Justice O’Connor concurred with the decision, saying:

“We have consistently held, however, that some objectives, such as ‘a bare … desire to harm a politically unpopular group’ are not legitimate state interests. . . When a law exhibits such a desire to harm a politically unpopular group, we have applied a more searching form of rational basis review to strike down such laws under the Equal Protection Clause.” (539 U.S. 558)

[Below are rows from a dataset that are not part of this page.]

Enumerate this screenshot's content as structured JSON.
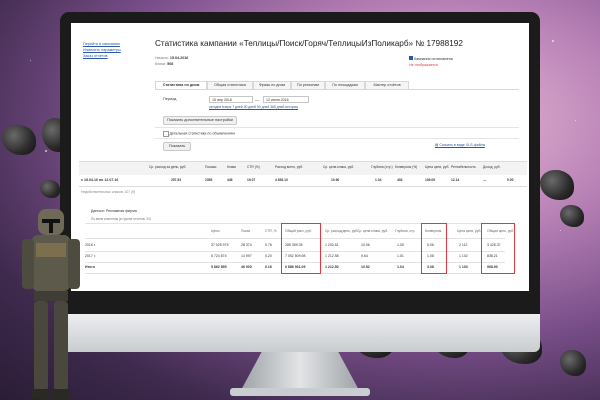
{
  "page": {
    "title_prefix": "Статистика кампании",
    "campaign_name": "«Теплицы/Поиск/Горяч/ТеплицыИзПоликарб»",
    "campaign_number": "№ 17988192"
  },
  "left_links": [
    "Перейти в кампанию",
    "Изменить параметры",
    "Заказ отчетов"
  ],
  "meta": {
    "start_label": "Начало:",
    "start_value": "15.04.2016",
    "clicks_label": "Клики:",
    "clicks_value": "508"
  },
  "right_status": {
    "stopped": "Кампания остановлена",
    "disabled": "Не отображается"
  },
  "tabs": [
    "Статистика по дням",
    "Общая статистика",
    "Фразы по дням",
    "По регионам",
    "По площадкам",
    "Мастер отчётов"
  ],
  "period": {
    "label": "Период",
    "from": "15 апр 2016",
    "to": "12 июля 2016",
    "presets": "сегодня вчера 7 дней 30 дней 90 дней 365 дней история"
  },
  "buttons": {
    "extra_settings": "Показать дополнительные настройки",
    "show": "Показать"
  },
  "checkbox_label": "Детальная статистика по объявлениям",
  "xls_link": "Скачать в виде XLS-файла",
  "summary": {
    "headers": [
      "Ср. расход за день, руб.",
      "Показы",
      "Клики",
      "CTR (%)",
      "Расход всего, руб.",
      "Ср. цена клика, руб.",
      "Глубина (стр.)",
      "Конверсия (%)",
      "Цена цели, руб.",
      "Рентабельность",
      "Доход, руб."
    ],
    "period_text": "с 15.04.16 по 12.07.16",
    "values": [
      "257.53",
      "2355",
      "445",
      "19.07",
      "4 893.10",
      "10.90",
      "1.04",
      "403",
      "109.09",
      "12.14",
      "—",
      "0.00"
    ],
    "footnote": "Недействительных кликов: 107 (9)"
  },
  "report": {
    "title": "Данные: Рекламная фирма",
    "subtitle": "По всем клиентам (в группе отчетов: 20)",
    "headers": [
      "Цены",
      "Показ",
      "CTR, %",
      "Общий расх, руб.",
      "Ср. расход/день, руб.",
      "Ср. цена клика, руб.",
      "Глубина, стр.",
      "Конверсия",
      "Цена цели, руб.",
      "Общая цель, руб."
    ],
    "rows": [
      {
        "label": "2016 г.",
        "cells": [
          "37 025 975",
          "28 374",
          "0.76",
          "285 359.35",
          "1 200.51",
          "10.06",
          "1.05",
          "5.06",
          "2 112",
          "3 425.37"
        ]
      },
      {
        "label": "2017 г.",
        "cells": [
          "5 724 874",
          "14 997",
          "0.20",
          "7 052 509.98",
          "1 212.58",
          "9.64",
          "1.01",
          "1.08",
          "1 102",
          "838.21"
        ]
      },
      {
        "label": "Итого",
        "cells": [
          "5 862 859",
          "46 000",
          "0.16",
          "6 886 931.09",
          "1 212.50",
          "10.52",
          "1.04",
          "3.08",
          "1 103",
          "908.90"
        ]
      }
    ]
  },
  "colors": {
    "highlight": "#e2373b",
    "link": "#2a57a6",
    "accent": "#e2373b"
  }
}
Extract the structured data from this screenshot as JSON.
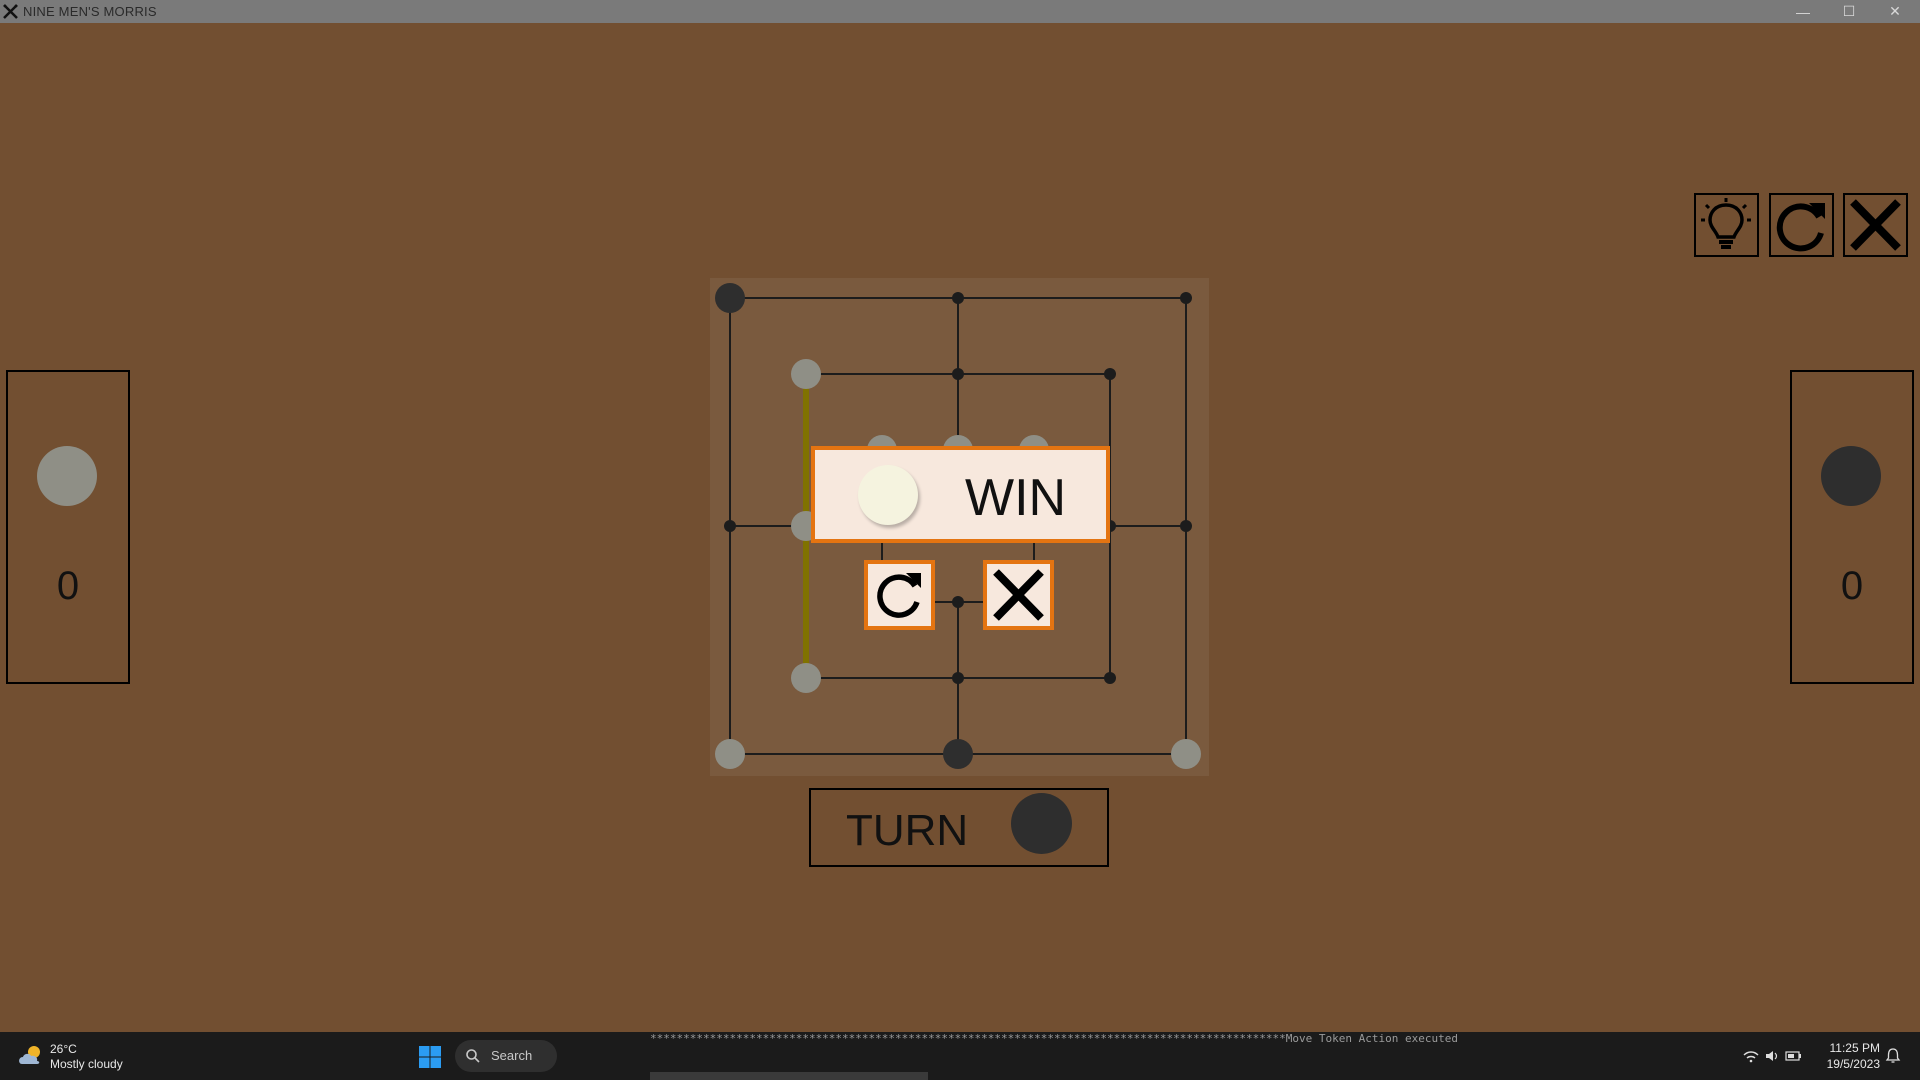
{
  "window": {
    "title": "NINE MEN'S MORRIS",
    "minimize_glyph": "—",
    "maximize_glyph": "☐",
    "close_glyph": "✕"
  },
  "toolbar": {
    "hint_icon": "lightbulb-icon",
    "restart_icon": "restart-icon",
    "close_icon": "close-icon"
  },
  "players": {
    "left": {
      "piece_color": "#8f8f86",
      "score": "0"
    },
    "right": {
      "piece_color": "#2e2e2e",
      "score": "0"
    }
  },
  "board": {
    "background": "#7a5a3e",
    "line_color": "#1c1c1c",
    "mill_highlight_color": "#807200"
  },
  "win_dialog": {
    "label": "WIN",
    "winner_piece_color": "#f5f3df",
    "border_color": "#e47411",
    "restart_icon": "restart-icon",
    "close_icon": "close-icon"
  },
  "turn": {
    "label": "TURN",
    "piece_color": "#2e2e2e"
  },
  "taskbar": {
    "weather_temp": "26°C",
    "weather_desc": "Mostly cloudy",
    "search_label": "Search",
    "console_text": "************************************************************************************************Move Token Action executed",
    "time": "11:25 PM",
    "date": "19/5/2023"
  }
}
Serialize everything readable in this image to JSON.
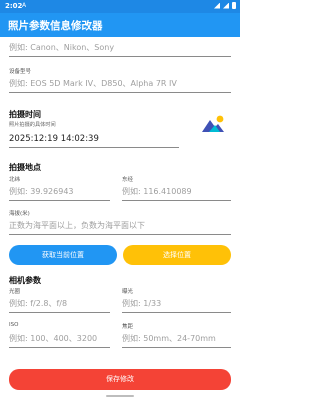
{
  "status_bar": {
    "time": "2:02",
    "notification_glyph": "A"
  },
  "app_bar": {
    "title": "照片参数信息修改器"
  },
  "camera_info": {
    "brand_placeholder": "例如: Canon、Nikon、Sony",
    "model_label": "设备型号",
    "model_placeholder": "例如: EOS 5D Mark IV、D850、Alpha 7R IV"
  },
  "capture_time": {
    "title": "拍摄时间",
    "hint": "照片拍摄的具体时间",
    "value": "2025:12:19 14:02:39",
    "icon": "image-icon"
  },
  "location": {
    "title": "拍摄地点",
    "latitude_label": "北纬",
    "latitude_placeholder": "例如: 39.926943",
    "longitude_label": "东经",
    "longitude_placeholder": "例如: 116.410089",
    "altitude_label": "海拔(米)",
    "altitude_placeholder": "正数为海平面以上，负数为海平面以下",
    "get_location_button": "获取当前位置",
    "choose_location_button": "选择位置"
  },
  "camera_params": {
    "title": "相机参数",
    "aperture_label": "光圈",
    "aperture_placeholder": "例如: f/2.8、f/8",
    "exposure_label": "曝光",
    "exposure_placeholder": "例如: 1/33",
    "iso_label": "ISO",
    "iso_placeholder": "例如: 100、400、3200",
    "focal_label": "焦距",
    "focal_placeholder": "例如: 50mm、24-70mm"
  },
  "save_button": "保存修改",
  "colors": {
    "primary": "#2196f3",
    "status_bar": "#1e88e5",
    "accent_yellow": "#ffc107",
    "save_red": "#f44336"
  }
}
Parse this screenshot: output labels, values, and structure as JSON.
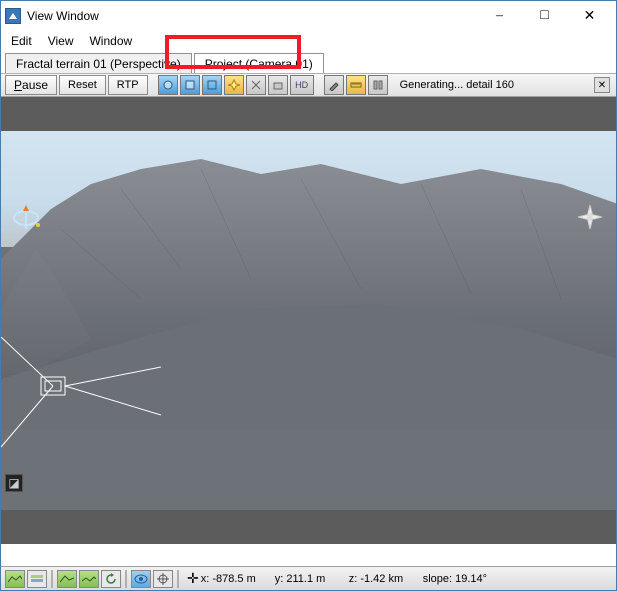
{
  "window": {
    "title": "View Window"
  },
  "menu": {
    "edit": "Edit",
    "view": "View",
    "window": "Window"
  },
  "tabs": {
    "t0": "Fractal terrain 01 (Perspective)",
    "t1": "Project (Camera 01)"
  },
  "toolbar": {
    "pause": "Pause",
    "reset": "Reset",
    "rtp": "RTP",
    "hd": "HD",
    "status": "Generating... detail 160"
  },
  "status": {
    "cursor_glyph": "✛",
    "x": "x: -878.5 m",
    "y": "y: 211.1 m",
    "z": "z: -1.42 km",
    "slope": "slope: 19.14°"
  }
}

Thus, the decision in Lawrence v. Texas opened the door for DADT cases to argue for a stricter scrutiny than rational basis.

Which brings us to…

Since the Lawrence decision and prior to the Log Cabin Republicans decision of September 9, 2010, there were only two decisions on DADT in federal court. The first came in Witt v. the Department of the Air Force, in which Major Margaret Witt challenged DADT after a “military board found that Major Witt had engaged in homosexual acts and had stated that she was a homosexual in violation of DADT” (page 4 of this PDF). The Ninth Circuit Court remanded it back to District Court, saying:

we hold that DADT, after Lawrence, must satisfy an intermediate level of scrutiny under substantive due process, an inquiry that requires facts not present on the record before us.” (page 25 of the above PDF)

The other case, Pietrangelo v. Gates (2008) was brought by 12 service members dismissed under DADT, and argued that DADT violated their right to due process both on its face and as applied, violated their right to equal protection, and violated their freedom of speech. The First Circuit Court dismissed all of their claims [PDF]:

“. . . we have no choice but to dismiss the plaintiffs’ as-applied challenge.

To be sure, deference to Congressional judgment in this area does not mean abdication. . . But where Congress has articulated a substantial government interest for a law, and where the challenges in question implicate that interest, judicial intrusion is simply not warranted.” (page 37)

” . . . the district court was correct to reject the plaintiffs’ equal protection claim because homosexuals are not a suspect class and the legitimate interests Congress put forward are rationally served by the Act.” (pages 41-42)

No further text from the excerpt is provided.